3 de Septiembre 2022 Columnas

Hoy es la elección más importante desde el retorno a la democracia. No es una que podamos revertir cada cuatro años, como cuando elegimos representantes. Tampoco es una de izquierda o derecha. Es sobre una propuesta constitucional que define nuestras reglas fundamentales para las próximas décadas. Ambas opciones tienen sus legítimos argumentos a ser ponderados. En lo personal, he sostenido que la mejor opción es rechazar. Reconociendo aspectos positivos, creo que la propuesta no es buena para Chile. Pero, además, rechazar da la oportunidad de continuar el proceso aspirando a tener un buen texto de unidad que nos permita salir fortalecidos de la crisis que vivimos.

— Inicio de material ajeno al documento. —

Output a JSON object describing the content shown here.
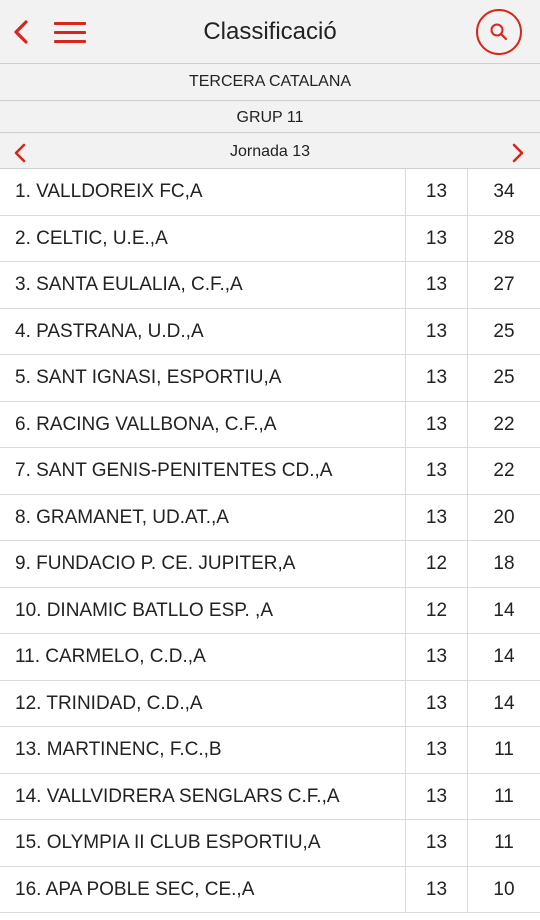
{
  "header": {
    "title": "Classificació",
    "back_icon": "chevron-left-icon",
    "menu_icon": "hamburger-menu-icon",
    "search_icon": "search-icon"
  },
  "competition": {
    "category": "TERCERA CATALANA",
    "group": "GRUP 11",
    "round": "Jornada 13"
  },
  "colors": {
    "accent": "#d9261c",
    "bar_background": "#f2f2f2",
    "divider": "#dadada"
  },
  "standings": [
    {
      "team": "1. VALLDOREIX FC,A",
      "played": "13",
      "points": "34"
    },
    {
      "team": "2. CELTIC, U.E.,A",
      "played": "13",
      "points": "28"
    },
    {
      "team": "3. SANTA EULALIA, C.F.,A",
      "played": "13",
      "points": "27"
    },
    {
      "team": "4. PASTRANA, U.D.,A",
      "played": "13",
      "points": "25"
    },
    {
      "team": "5. SANT IGNASI, ESPORTIU,A",
      "played": "13",
      "points": "25"
    },
    {
      "team": "6. RACING VALLBONA, C.F.,A",
      "played": "13",
      "points": "22"
    },
    {
      "team": "7. SANT GENIS-PENITENTES CD.,A",
      "played": "13",
      "points": "22"
    },
    {
      "team": "8. GRAMANET, UD.AT.,A",
      "played": "13",
      "points": "20"
    },
    {
      "team": "9. FUNDACIO P. CE. JUPITER,A",
      "played": "12",
      "points": "18"
    },
    {
      "team": "10. DINAMIC BATLLO ESP. ,A",
      "played": "12",
      "points": "14"
    },
    {
      "team": "11. CARMELO, C.D.,A",
      "played": "13",
      "points": "14"
    },
    {
      "team": "12. TRINIDAD, C.D.,A",
      "played": "13",
      "points": "14"
    },
    {
      "team": "13. MARTINENC, F.C.,B",
      "played": "13",
      "points": "11"
    },
    {
      "team": "14. VALLVIDRERA SENGLARS C.F.,A",
      "played": "13",
      "points": "11"
    },
    {
      "team": "15. OLYMPIA II CLUB ESPORTIU,A",
      "played": "13",
      "points": "11"
    },
    {
      "team": "16. APA POBLE SEC, CE.,A",
      "played": "13",
      "points": "10"
    }
  ]
}
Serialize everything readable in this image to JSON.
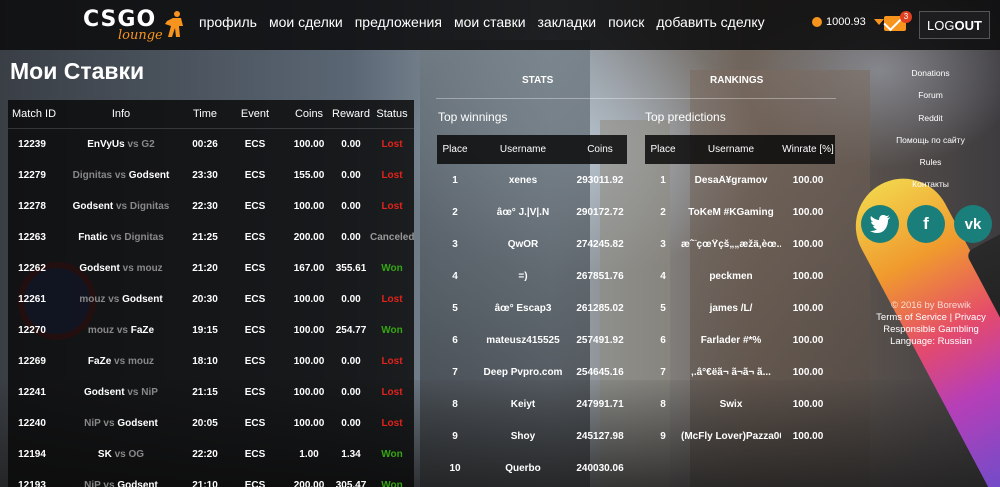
{
  "header": {
    "logo_text": "CSGO",
    "logo_sub": "lounge",
    "nav": [
      "профиль",
      "мои сделки",
      "предложения",
      "мои ставки",
      "закладки",
      "поиск",
      "добавить сделку"
    ],
    "balance": "1000.93",
    "mail_count": "3",
    "logout_prefix": "LOG",
    "logout_suffix": "OUT"
  },
  "page_title": "Мои Ставки",
  "bets": {
    "columns": [
      "Match ID",
      "Info",
      "Time",
      "Event",
      "Coins",
      "Reward",
      "Status"
    ],
    "rows": [
      {
        "id": "12239",
        "team_a": "EnVyUs",
        "vs": "vs",
        "team_b": "G2",
        "win": "a",
        "time": "00:26",
        "event": "ECS",
        "coins": "100.00",
        "reward": "0.00",
        "status": "Lost"
      },
      {
        "id": "12279",
        "team_a": "Dignitas",
        "vs": "vs",
        "team_b": "Godsent",
        "win": "b",
        "time": "23:30",
        "event": "ECS",
        "coins": "155.00",
        "reward": "0.00",
        "status": "Lost"
      },
      {
        "id": "12278",
        "team_a": "Godsent",
        "vs": "vs",
        "team_b": "Dignitas",
        "win": "a",
        "time": "22:30",
        "event": "ECS",
        "coins": "100.00",
        "reward": "0.00",
        "status": "Lost"
      },
      {
        "id": "12263",
        "team_a": "Fnatic",
        "vs": "vs",
        "team_b": "Dignitas",
        "win": "a",
        "time": "21:25",
        "event": "ECS",
        "coins": "200.00",
        "reward": "0.00",
        "status": "Canceled"
      },
      {
        "id": "12262",
        "team_a": "Godsent",
        "vs": "vs",
        "team_b": "mouz",
        "win": "a",
        "time": "21:20",
        "event": "ECS",
        "coins": "167.00",
        "reward": "355.61",
        "status": "Won"
      },
      {
        "id": "12261",
        "team_a": "mouz",
        "vs": "vs",
        "team_b": "Godsent",
        "win": "b",
        "time": "20:30",
        "event": "ECS",
        "coins": "100.00",
        "reward": "0.00",
        "status": "Lost"
      },
      {
        "id": "12270",
        "team_a": "mouz",
        "vs": "vs",
        "team_b": "FaZe",
        "win": "b",
        "time": "19:15",
        "event": "ECS",
        "coins": "100.00",
        "reward": "254.77",
        "status": "Won"
      },
      {
        "id": "12269",
        "team_a": "FaZe",
        "vs": "vs",
        "team_b": "mouz",
        "win": "a",
        "time": "18:10",
        "event": "ECS",
        "coins": "100.00",
        "reward": "0.00",
        "status": "Lost"
      },
      {
        "id": "12241",
        "team_a": "Godsent",
        "vs": "vs",
        "team_b": "NiP",
        "win": "a",
        "time": "21:15",
        "event": "ECS",
        "coins": "100.00",
        "reward": "0.00",
        "status": "Lost"
      },
      {
        "id": "12240",
        "team_a": "NiP",
        "vs": "vs",
        "team_b": "Godsent",
        "win": "b",
        "time": "20:05",
        "event": "ECS",
        "coins": "100.00",
        "reward": "0.00",
        "status": "Lost"
      },
      {
        "id": "12194",
        "team_a": "SK",
        "vs": "vs",
        "team_b": "OG",
        "win": "a",
        "time": "22:20",
        "event": "ECS",
        "coins": "1.00",
        "reward": "1.34",
        "status": "Won"
      },
      {
        "id": "12193",
        "team_a": "NiP",
        "vs": "vs",
        "team_b": "Godsent",
        "win": "b",
        "time": "21:10",
        "event": "ECS",
        "coins": "200.00",
        "reward": "305.47",
        "status": "Won"
      }
    ]
  },
  "tabs": {
    "stats": "STATS",
    "rankings": "RANKINGS"
  },
  "top_winnings": {
    "title": "Top winnings",
    "columns": [
      "Place",
      "Username",
      "Coins"
    ],
    "rows": [
      {
        "place": "1",
        "user": "xenes",
        "val": "293011.92"
      },
      {
        "place": "2",
        "user": "âœ° J.|V|.N",
        "val": "290172.72"
      },
      {
        "place": "3",
        "user": "QwOR",
        "val": "274245.82"
      },
      {
        "place": "4",
        "user": "=)",
        "val": "267851.76"
      },
      {
        "place": "5",
        "user": "âœ° Escap3",
        "val": "261285.02"
      },
      {
        "place": "6",
        "user": "mateusz415525",
        "val": "257491.92"
      },
      {
        "place": "7",
        "user": "Deep Pvpro.com",
        "val": "254645.16"
      },
      {
        "place": "8",
        "user": "Keiyt",
        "val": "247991.71"
      },
      {
        "place": "9",
        "user": "Shoy",
        "val": "245127.98"
      },
      {
        "place": "10",
        "user": "Querbo",
        "val": "240030.06"
      }
    ]
  },
  "top_predictions": {
    "title": "Top predictions",
    "columns": [
      "Place",
      "Username",
      "Winrate [%]"
    ],
    "rows": [
      {
        "place": "1",
        "user": "DesaÂ¥gramov",
        "val": "100.00"
      },
      {
        "place": "2",
        "user": "ToKeM #KGaming",
        "val": "100.00"
      },
      {
        "place": "3",
        "user": "æˆ¨çœŸçš„„æžä,èœ...",
        "val": "100.00"
      },
      {
        "place": "4",
        "user": "peckmen",
        "val": "100.00"
      },
      {
        "place": "5",
        "user": "james /L/",
        "val": "100.00"
      },
      {
        "place": "6",
        "user": "Farlader #*%",
        "val": "100.00"
      },
      {
        "place": "7",
        "user": ",.â°€ëã¬ ã¬ã¬ ã...",
        "val": "100.00"
      },
      {
        "place": "8",
        "user": "Swix",
        "val": "100.00"
      },
      {
        "place": "9",
        "user": "(McFly Lover)Pazza00",
        "val": "100.00"
      }
    ]
  },
  "right_links": [
    "Donations",
    "Forum",
    "Reddit",
    "Помощь по сайту",
    "Rules",
    "Контакты"
  ],
  "social": {
    "twitter": "t",
    "facebook": "f",
    "vk": "vk"
  },
  "footer": {
    "copyright": "© 2016 by Borewik",
    "terms": "Terms of Service",
    "sep": "|",
    "privacy": "Privacy",
    "responsible": "Responsible Gambling",
    "language": "Language: Russian"
  },
  "colors": {
    "accent": "#f7941d",
    "lost": "#e2231a",
    "won": "#35a512",
    "social": "#1a7f7a"
  }
}
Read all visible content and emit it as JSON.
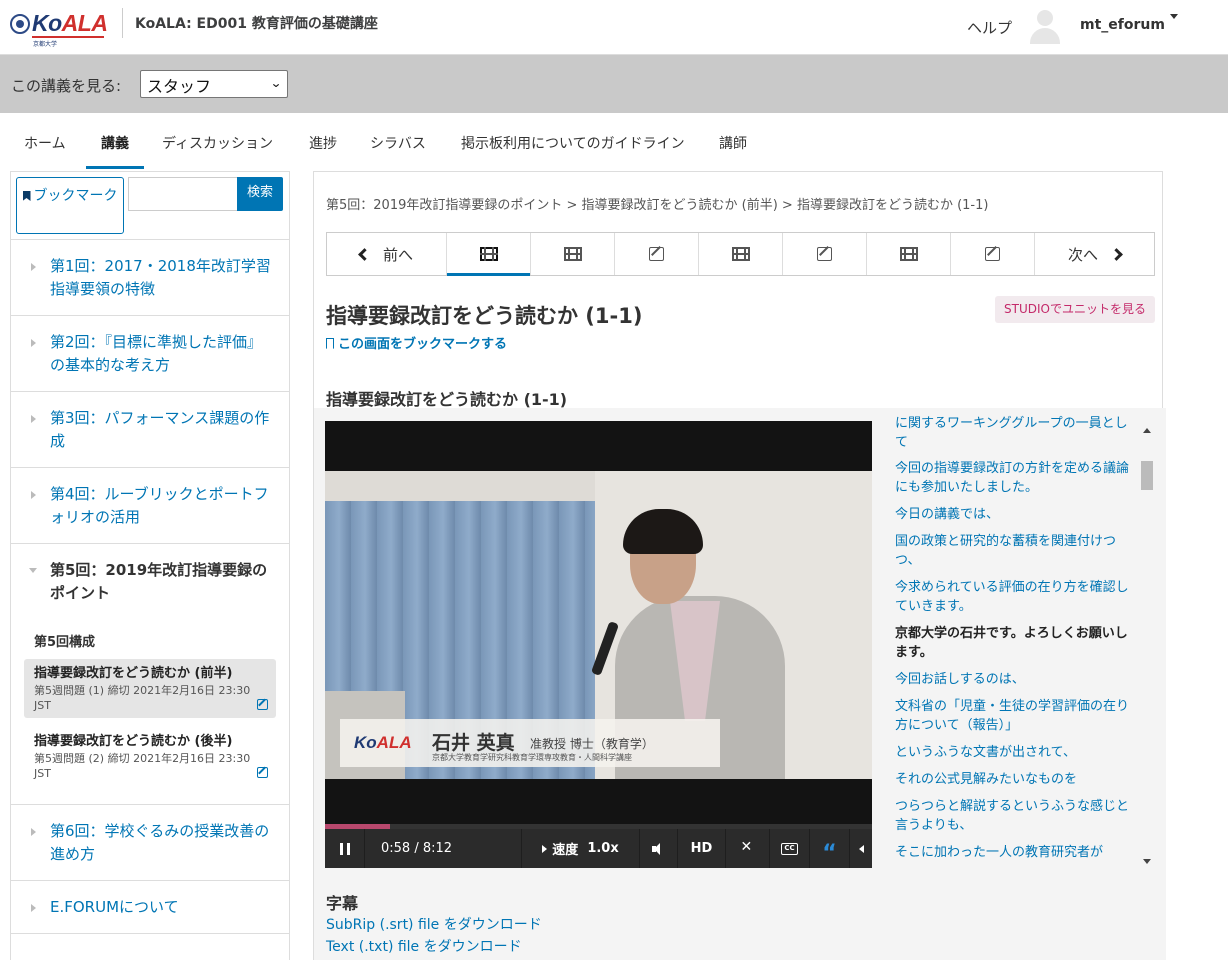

Considero que son varias las falencias del texto. Desde ya en el plano económico. La propuesta dificulta la inversión y el crecimiento, debilita la disciplina fiscal y augura problemas y conflictividad en lo laboral. Tal vez en parte por eso, ocho de los diez ministros de Hacienda desde el retorno a la democracia, cinco de ellos de centro izquierda, nos hemos inclinado por rechazar la propuesta. Digámoslo con claridad: el texto no es pro crecimiento. Y sin crecimiento, el bienestar económico y social, incluyendo el financiamiento de los derechos sociales, es una quimera.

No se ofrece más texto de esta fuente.